The country’s stance on surrogacy is ambivalent.  It is viewed as a solution for infertility by Polish society.  However, the Polish Catholic Church opposes it. The Polish government and parliament have taken an indeterminate stance between the official position of the Roman Church and public opinion, resulting in the lack of a legal framework for surrogacy.


Notably, in Poland, the surrogate’s name is recorded as the legal mother on the birth certificate, emphasizing the absence of surrogacy-specific laws and societal views.


Gay Rights

Poland’s legal stance on LGBTQ+ rights presents further challenges for same-sex couples.  Same-sex marriage and civil unions are not recognized.  This legal ambiguity underscores the need for comprehensive reforms to ensure the protection of all parties involved in surrogacy arrangements.

In 2019, the European Court of Human Rights (ECtHR) examined S.-H. v. Poland (communicated case) – 56846/15 and 56849/15. The case involved twin brothers born in the USA through surrogacy to two same-sex men, one of whom holds Polish citizenship. The applicants sought Polish nationality but were rejected due to Poland’s opposition to surrogacy. Polish law presumed the surrogate mother and her husband as the legal parents.
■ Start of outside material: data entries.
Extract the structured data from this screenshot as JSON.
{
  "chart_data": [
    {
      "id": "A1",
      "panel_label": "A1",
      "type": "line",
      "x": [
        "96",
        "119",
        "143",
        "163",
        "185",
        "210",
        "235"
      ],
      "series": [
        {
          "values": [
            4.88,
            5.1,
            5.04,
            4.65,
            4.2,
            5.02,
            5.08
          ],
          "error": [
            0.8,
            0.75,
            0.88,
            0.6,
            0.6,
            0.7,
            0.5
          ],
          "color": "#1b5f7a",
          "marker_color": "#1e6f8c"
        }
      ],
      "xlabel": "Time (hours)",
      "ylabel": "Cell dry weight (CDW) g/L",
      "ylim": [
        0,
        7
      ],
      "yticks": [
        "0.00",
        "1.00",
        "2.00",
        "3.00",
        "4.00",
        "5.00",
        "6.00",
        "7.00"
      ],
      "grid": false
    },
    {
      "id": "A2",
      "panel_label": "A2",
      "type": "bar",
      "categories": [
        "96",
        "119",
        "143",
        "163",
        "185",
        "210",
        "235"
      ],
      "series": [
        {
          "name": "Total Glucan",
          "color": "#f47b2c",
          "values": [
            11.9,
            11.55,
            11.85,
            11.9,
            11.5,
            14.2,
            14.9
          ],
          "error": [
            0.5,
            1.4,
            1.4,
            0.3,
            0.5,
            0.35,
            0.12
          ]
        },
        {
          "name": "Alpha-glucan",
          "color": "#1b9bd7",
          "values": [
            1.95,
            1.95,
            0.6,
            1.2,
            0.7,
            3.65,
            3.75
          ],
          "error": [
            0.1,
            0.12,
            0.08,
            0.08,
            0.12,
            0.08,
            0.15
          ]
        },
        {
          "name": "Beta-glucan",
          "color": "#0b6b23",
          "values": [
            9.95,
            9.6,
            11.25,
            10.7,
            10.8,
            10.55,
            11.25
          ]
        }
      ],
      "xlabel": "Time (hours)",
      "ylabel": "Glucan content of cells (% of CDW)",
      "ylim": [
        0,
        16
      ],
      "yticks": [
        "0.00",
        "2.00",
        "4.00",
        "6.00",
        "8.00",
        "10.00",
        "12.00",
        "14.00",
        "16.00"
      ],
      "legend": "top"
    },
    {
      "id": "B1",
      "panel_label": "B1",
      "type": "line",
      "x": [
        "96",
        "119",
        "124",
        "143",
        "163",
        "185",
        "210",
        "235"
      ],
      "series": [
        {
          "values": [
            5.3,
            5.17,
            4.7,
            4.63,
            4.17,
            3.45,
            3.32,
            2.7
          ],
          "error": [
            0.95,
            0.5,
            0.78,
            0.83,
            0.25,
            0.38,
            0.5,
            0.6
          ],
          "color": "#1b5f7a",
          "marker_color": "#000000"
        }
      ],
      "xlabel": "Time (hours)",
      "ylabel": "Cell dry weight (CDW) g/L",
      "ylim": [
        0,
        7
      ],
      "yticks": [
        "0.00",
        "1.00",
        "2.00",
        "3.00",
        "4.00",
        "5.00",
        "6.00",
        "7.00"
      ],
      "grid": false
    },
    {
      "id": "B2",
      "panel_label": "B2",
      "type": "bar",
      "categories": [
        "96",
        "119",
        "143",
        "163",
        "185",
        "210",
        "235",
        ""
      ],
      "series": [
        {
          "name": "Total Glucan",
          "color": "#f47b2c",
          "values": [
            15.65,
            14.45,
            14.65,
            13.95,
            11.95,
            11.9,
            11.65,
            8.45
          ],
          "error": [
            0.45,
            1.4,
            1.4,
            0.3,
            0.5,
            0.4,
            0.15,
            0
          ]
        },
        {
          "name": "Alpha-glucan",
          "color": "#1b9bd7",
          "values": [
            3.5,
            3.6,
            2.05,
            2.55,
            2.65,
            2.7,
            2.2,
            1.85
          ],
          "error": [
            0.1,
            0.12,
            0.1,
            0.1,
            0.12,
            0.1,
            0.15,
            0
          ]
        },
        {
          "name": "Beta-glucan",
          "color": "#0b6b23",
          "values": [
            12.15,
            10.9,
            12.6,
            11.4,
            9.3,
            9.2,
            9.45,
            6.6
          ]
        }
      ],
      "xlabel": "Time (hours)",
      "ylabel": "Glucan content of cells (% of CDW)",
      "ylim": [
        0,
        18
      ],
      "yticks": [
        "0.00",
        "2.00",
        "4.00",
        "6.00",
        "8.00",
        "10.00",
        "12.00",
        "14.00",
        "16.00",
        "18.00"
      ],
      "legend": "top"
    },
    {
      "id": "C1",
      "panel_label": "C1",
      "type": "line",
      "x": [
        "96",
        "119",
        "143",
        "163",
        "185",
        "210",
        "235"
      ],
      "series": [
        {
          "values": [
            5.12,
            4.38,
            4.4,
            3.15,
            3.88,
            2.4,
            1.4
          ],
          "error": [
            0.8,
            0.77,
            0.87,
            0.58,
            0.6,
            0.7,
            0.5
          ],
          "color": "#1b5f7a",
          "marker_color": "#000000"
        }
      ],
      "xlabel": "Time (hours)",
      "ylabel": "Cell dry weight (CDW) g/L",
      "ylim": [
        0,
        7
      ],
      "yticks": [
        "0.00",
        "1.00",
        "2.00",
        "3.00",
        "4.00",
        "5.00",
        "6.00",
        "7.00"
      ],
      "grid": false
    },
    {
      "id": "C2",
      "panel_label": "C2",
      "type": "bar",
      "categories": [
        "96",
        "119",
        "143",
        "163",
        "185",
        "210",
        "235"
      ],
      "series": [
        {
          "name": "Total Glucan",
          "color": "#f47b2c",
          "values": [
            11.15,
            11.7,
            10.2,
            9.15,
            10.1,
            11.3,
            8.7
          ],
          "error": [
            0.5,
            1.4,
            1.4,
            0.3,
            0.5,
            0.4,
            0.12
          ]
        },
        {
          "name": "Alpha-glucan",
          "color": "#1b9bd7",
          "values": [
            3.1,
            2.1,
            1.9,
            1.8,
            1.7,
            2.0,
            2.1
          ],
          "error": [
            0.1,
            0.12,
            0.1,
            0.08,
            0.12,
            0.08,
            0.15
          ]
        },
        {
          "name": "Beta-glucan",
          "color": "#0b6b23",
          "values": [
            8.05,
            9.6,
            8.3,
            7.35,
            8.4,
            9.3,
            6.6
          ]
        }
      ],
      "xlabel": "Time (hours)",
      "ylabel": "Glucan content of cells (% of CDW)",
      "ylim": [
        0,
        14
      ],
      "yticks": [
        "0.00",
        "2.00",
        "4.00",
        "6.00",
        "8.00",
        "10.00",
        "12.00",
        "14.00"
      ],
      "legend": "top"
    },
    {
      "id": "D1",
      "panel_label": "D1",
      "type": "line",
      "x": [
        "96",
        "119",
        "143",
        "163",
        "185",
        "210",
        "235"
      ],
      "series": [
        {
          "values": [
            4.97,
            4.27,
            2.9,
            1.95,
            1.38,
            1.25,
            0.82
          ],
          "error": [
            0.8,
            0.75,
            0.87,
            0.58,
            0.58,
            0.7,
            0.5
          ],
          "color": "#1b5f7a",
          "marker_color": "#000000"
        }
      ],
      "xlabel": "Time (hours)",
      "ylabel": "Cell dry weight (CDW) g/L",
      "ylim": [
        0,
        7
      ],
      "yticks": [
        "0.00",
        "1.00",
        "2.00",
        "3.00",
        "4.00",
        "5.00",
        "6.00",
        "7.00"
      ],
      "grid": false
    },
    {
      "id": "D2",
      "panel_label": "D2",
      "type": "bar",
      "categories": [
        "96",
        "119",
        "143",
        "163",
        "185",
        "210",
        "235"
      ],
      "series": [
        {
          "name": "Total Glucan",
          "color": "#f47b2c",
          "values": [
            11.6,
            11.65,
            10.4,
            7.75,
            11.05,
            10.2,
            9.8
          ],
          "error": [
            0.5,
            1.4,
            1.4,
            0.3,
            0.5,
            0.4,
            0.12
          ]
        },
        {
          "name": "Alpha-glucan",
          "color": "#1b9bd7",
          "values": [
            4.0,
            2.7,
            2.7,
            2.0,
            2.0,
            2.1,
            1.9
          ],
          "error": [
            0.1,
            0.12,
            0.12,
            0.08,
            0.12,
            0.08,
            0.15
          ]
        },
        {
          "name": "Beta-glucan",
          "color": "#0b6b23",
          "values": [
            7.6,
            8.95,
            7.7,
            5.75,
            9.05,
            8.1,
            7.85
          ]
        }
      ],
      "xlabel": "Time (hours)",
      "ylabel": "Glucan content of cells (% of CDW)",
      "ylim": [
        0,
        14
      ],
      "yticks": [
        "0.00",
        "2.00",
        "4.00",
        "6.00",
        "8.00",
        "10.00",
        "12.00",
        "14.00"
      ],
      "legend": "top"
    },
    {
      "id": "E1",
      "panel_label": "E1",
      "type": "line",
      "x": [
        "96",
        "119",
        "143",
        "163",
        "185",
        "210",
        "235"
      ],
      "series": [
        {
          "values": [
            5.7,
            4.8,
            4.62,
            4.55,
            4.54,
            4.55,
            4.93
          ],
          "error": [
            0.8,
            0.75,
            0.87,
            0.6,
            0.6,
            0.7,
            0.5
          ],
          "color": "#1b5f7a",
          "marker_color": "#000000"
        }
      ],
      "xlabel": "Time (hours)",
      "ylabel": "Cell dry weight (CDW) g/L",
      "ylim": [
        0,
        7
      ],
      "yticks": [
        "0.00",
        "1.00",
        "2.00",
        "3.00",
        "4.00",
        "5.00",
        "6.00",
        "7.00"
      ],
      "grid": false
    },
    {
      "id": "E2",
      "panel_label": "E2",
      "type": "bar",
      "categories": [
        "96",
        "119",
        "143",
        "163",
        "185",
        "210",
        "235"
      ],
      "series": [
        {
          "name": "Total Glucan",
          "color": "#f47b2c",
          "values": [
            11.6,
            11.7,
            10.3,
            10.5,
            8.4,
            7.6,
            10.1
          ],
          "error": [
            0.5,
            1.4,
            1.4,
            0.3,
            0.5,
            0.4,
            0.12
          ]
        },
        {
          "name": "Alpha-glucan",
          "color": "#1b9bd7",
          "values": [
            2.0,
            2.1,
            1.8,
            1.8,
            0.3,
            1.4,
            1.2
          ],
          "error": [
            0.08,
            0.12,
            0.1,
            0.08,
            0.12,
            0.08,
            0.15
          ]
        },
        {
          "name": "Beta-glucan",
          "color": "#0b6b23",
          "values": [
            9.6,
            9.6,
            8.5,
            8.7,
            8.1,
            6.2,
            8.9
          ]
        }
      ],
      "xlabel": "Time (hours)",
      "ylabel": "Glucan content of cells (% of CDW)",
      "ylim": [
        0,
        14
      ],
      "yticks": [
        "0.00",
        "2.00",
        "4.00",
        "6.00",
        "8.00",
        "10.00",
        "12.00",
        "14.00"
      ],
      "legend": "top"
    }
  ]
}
In November 2021, the ECtHR found the case inadmissible, as the applicants didn’t demonstrate the negative impact of being denied Polish citizenship, given they were not likely to become stateless, had no concrete plans to return to Poland, faced no difficulties in their current country of residence (Israel), and could still enjoy freedom of movement as EU citizens’ family members.




Future Legal Developments


  • At present, there is no available information regarding any forthcoming legislation.